Le rythme en observation

Avec sa nouvelle création "9", le chorégraphe Loïc Touzé poursuit son travail d'exploration du processus du mouvement.

Loïc Touzé s'est échappé de l'Opéra de Paris en 1986. Douze années de bons et loyaux services dans le corps de ballet puis au sein du groupe de recherche chorégraphique, et l'envie d'aller voir ailleurs. Rien d'étonnant, vu le travail qu'il poursuit depuis avec la compagnie 391. Sa nouvelle pièce "9" est une nouvelle démonstration de sa volonté de recherche en marge, précise et intransigeante.

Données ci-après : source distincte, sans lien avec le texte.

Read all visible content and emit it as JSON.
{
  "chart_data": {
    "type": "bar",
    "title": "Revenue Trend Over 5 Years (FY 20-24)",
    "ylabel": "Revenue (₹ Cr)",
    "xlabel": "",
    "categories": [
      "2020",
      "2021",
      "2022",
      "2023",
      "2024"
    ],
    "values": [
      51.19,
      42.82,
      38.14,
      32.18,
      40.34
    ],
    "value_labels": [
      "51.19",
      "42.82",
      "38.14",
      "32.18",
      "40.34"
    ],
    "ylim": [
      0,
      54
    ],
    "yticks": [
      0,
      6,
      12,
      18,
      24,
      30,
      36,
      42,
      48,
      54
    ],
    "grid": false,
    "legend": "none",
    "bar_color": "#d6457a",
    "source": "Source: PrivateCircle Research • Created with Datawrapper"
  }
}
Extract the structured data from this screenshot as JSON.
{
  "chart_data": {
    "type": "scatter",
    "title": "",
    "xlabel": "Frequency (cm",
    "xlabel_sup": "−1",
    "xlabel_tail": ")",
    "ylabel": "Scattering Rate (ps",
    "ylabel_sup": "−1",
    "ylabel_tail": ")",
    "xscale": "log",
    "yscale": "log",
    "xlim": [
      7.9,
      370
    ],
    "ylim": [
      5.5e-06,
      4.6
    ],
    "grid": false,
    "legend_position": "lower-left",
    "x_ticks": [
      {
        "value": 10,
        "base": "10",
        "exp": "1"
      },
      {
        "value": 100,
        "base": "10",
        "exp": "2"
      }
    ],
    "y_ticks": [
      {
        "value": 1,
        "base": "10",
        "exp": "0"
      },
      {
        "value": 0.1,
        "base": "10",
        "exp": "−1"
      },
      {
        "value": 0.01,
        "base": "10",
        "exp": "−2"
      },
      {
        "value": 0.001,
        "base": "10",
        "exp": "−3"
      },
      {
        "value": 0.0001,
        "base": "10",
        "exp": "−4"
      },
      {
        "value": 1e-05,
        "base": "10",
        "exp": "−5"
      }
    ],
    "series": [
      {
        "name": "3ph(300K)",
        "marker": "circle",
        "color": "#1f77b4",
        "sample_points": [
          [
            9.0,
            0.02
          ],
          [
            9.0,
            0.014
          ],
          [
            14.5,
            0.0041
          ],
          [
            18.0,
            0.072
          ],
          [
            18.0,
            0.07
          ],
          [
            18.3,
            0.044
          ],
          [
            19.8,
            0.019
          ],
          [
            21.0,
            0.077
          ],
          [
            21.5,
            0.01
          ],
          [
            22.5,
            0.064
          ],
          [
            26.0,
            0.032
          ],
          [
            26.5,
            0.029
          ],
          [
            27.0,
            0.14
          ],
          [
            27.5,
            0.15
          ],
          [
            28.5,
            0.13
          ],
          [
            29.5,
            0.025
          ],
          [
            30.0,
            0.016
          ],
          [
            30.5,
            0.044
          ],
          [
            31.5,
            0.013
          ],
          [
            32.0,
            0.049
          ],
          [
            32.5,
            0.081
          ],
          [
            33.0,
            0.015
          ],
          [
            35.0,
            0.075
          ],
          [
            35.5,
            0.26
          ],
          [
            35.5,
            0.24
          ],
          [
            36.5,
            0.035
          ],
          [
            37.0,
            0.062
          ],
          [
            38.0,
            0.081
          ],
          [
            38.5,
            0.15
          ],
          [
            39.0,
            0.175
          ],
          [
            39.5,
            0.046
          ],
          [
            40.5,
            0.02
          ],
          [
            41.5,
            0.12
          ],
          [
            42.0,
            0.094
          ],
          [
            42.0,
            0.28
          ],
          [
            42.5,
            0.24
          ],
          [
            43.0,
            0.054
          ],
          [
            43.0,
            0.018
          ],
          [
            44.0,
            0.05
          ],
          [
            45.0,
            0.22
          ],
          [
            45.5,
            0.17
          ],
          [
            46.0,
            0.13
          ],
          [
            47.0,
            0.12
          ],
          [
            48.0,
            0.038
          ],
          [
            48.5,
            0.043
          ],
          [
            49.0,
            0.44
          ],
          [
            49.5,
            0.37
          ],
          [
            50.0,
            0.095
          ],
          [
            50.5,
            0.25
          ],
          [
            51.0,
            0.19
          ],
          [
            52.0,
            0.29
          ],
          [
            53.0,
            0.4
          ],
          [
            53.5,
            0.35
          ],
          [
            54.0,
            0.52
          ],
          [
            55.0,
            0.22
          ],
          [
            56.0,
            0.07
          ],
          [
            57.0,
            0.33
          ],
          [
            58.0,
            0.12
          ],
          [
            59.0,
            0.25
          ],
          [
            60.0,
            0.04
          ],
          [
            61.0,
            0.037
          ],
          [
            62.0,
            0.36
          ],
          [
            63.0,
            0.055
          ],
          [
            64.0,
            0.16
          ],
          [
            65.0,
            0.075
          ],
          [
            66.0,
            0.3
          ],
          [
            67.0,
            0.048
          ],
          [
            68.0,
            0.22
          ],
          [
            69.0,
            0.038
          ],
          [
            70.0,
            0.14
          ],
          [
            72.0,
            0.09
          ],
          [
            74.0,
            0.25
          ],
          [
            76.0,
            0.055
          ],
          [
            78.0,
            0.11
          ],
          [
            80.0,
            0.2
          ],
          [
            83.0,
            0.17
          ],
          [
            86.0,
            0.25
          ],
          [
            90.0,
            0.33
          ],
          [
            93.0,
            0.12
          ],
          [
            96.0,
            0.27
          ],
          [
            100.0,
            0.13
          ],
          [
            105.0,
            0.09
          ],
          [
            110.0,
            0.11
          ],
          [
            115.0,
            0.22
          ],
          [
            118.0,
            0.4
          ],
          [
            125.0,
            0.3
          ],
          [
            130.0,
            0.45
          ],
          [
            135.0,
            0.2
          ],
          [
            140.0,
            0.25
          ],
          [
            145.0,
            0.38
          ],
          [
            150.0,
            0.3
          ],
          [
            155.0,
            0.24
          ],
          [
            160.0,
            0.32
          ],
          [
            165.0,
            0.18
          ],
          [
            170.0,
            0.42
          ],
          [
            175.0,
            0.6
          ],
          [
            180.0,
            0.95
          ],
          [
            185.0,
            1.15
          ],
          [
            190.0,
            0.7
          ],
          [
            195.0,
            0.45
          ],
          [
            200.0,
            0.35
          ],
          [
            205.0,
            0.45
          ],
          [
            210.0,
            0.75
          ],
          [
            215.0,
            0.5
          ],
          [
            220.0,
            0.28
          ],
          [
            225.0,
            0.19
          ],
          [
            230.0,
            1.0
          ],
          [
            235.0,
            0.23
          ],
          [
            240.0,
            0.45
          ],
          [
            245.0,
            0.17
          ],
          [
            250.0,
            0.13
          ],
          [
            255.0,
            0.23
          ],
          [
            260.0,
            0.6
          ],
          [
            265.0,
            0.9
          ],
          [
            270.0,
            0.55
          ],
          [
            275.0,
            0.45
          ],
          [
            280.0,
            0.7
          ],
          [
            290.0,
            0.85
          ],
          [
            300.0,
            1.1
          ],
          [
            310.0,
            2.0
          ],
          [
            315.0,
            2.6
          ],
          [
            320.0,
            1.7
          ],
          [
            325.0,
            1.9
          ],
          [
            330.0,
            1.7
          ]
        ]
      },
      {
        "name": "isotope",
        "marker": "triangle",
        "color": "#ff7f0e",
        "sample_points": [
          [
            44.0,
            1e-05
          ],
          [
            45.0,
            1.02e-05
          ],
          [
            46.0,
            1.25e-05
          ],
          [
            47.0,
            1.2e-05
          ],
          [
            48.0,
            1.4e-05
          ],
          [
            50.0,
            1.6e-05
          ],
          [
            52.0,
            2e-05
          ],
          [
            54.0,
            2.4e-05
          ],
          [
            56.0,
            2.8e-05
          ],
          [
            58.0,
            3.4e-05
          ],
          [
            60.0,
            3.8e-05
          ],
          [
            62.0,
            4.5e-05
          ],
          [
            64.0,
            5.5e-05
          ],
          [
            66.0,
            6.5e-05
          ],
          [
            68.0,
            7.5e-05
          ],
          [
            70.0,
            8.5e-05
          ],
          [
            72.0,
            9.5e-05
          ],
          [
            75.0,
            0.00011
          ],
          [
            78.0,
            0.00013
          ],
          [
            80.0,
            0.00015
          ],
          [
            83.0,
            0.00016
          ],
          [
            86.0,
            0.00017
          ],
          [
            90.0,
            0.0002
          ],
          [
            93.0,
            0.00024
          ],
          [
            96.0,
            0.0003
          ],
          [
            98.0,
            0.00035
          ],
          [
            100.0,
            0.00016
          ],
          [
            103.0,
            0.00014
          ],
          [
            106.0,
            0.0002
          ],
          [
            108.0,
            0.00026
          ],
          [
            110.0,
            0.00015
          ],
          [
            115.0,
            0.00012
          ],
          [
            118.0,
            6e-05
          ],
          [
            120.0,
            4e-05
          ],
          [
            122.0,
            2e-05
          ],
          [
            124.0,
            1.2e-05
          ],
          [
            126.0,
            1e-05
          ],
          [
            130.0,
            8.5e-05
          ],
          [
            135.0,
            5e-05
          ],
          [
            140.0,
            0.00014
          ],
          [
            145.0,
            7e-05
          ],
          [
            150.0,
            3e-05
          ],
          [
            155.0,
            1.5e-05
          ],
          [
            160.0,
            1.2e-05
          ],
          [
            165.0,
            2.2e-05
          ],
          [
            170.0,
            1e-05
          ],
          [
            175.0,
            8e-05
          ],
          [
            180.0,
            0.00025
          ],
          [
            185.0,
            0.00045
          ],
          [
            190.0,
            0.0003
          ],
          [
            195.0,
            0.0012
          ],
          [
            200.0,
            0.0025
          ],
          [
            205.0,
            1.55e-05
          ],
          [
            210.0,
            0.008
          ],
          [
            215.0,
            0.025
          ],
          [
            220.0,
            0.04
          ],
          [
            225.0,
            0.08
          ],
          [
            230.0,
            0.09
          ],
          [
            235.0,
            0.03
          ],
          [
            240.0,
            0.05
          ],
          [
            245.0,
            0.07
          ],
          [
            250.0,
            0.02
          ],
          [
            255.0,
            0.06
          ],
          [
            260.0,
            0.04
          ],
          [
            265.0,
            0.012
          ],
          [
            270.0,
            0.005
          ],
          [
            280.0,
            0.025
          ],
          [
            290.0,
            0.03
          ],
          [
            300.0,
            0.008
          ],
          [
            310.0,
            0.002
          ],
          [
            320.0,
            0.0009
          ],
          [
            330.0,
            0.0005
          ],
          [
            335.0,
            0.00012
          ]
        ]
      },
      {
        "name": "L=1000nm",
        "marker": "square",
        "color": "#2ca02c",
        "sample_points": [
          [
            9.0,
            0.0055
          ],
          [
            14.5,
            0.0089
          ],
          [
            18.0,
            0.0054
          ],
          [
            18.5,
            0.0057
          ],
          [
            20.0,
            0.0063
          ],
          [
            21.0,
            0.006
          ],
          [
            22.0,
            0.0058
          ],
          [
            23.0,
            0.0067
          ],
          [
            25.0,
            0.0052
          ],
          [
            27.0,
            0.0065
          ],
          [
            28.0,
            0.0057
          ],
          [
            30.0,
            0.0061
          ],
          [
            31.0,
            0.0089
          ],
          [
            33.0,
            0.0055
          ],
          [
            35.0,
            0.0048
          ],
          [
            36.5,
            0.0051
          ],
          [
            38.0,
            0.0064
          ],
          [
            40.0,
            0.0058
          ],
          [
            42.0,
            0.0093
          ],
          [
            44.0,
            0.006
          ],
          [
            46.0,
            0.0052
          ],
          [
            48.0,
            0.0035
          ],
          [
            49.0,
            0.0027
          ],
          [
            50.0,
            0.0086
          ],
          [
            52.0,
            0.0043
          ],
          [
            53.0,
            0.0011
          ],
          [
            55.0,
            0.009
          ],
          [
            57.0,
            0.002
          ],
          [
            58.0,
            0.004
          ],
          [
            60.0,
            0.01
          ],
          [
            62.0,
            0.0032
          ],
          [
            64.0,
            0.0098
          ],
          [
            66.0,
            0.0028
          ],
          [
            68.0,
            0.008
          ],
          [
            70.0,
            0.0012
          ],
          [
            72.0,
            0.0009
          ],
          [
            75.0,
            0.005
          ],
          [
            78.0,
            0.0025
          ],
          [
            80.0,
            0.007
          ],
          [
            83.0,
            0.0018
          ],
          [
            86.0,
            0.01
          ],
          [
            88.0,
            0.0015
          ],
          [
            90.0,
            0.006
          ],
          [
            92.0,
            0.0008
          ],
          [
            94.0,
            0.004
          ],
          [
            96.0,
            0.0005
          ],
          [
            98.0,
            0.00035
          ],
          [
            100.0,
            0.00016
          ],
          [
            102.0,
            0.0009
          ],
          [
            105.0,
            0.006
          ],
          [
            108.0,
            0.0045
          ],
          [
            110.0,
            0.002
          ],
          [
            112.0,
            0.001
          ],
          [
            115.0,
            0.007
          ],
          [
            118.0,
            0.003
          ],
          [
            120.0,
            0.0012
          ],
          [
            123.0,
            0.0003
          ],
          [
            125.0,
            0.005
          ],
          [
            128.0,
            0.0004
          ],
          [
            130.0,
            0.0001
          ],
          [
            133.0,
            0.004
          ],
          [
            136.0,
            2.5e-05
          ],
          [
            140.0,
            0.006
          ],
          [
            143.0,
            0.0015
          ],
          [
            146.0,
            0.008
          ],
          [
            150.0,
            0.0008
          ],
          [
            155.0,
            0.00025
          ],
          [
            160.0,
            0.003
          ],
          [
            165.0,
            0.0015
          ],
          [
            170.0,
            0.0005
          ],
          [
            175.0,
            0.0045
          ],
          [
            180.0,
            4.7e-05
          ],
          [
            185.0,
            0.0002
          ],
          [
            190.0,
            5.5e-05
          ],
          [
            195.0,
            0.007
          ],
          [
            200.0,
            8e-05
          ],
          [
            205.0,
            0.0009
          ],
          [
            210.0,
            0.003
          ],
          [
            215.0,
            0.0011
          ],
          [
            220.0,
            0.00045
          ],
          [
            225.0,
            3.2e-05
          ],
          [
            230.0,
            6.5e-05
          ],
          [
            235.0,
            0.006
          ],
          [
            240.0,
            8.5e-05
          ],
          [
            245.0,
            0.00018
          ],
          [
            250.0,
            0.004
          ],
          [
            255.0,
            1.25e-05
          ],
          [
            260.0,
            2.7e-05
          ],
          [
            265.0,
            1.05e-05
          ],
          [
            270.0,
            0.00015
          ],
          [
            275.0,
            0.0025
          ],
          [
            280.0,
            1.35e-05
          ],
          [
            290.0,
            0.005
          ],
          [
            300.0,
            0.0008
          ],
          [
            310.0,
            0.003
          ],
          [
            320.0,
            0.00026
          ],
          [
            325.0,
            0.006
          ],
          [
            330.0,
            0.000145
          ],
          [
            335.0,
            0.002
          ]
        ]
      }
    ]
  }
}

Créée pour le Théâtre National de Bretagne (TNB), "9" peut être envisagée comme un volet complémentaire de deux projets précédents, "Morceau" (2001) et "Love" (2003). Dans la première pièce, le plateau prenait l'allure d'un studio éclaté, transformé en grande aire de jeu où, le temps d'une seule minute, les danseurs se lançaient dans une proposition chorégraphique parfois chantée, parfois agrémentée d'accessoires et de costumes farfelus. Chaque minute, un nouvel univers se créait. "Love" offrait quant à lui, au sein d'un studio rapporté à deux plans, une suite de tableaux autour d'un thème - la mort, les animaux, la guerre... - et s'interrogeait sur l'imaginaire à la source du mouvement corporel.

Dans "9", il est encore question de la représentation d'un studio de travail. Un studio dépouillé à la blancheur éclatante, dont une fenêtre rectangulaire aurait été découpée dans l'un des murs pour permettre aux spectateurs de voir, en panoramique, ce qui s'y déroule. Et qu'y découvre-t-on? Neuf corps féminins, apparaissant sur scène liés les uns aux autres, comme une guirlande de bonshommes en papier. Une chaîne qui éclatera d'un coup pour libérer les individualités et les laisser s'exprimer en rythme.

Les figures se succèdent, imprévisibles, données, comme l'écrit Loïc Touzé, "sans commentaires, portées par une écriture qui tente de ne rien relier, d'être poétiquement désassemblée.". Car le chorégraphe ne s'intéresse pas au rythme immédiatement identifiable, mais au rythme en tant que suite d'un mouvement seulement connu du danseur. S'il prend ainsi le risque d'isoler son public, il propose, à qui y sera sensible, d'observer le geste en création. Le basculement entre la volonté du danseur et l'acte qui en résulte, entre la sensation et sa déclinaison physique. On le perçoit parfois, et ce sont alors de beaux moments.

D'autres fois, l'hermétisme prend le dessus comme lorsqu'une des danseuses se dirige soudainement vers le public pour lui adresser des mots inaudibles. La musique minimaliste d'Henri-Bertrand Lesguiller - des riffs de guitare saturée, des claquements métalliques - n'aide d'ailleurs pas à rendre moins arides certains passages. C'est le risque d'utiliser un plateau comme laboratoire. Pour espérer que des réactions se produisent, il faut compter sur quelques coups dans l'eau.


"9" de Loïc Touzé créée au TNB à Rennes.
Du 25 au 27 janvier à Paris au Centre Pompidou : www.centrepompidou.fr
Du 27 février au 1er mars à Grenoble, MC2 : www.mc2grenoble.fr
Les 22 et 23 juin à Lisbonne à la Fondation Calouste Gulbenkian.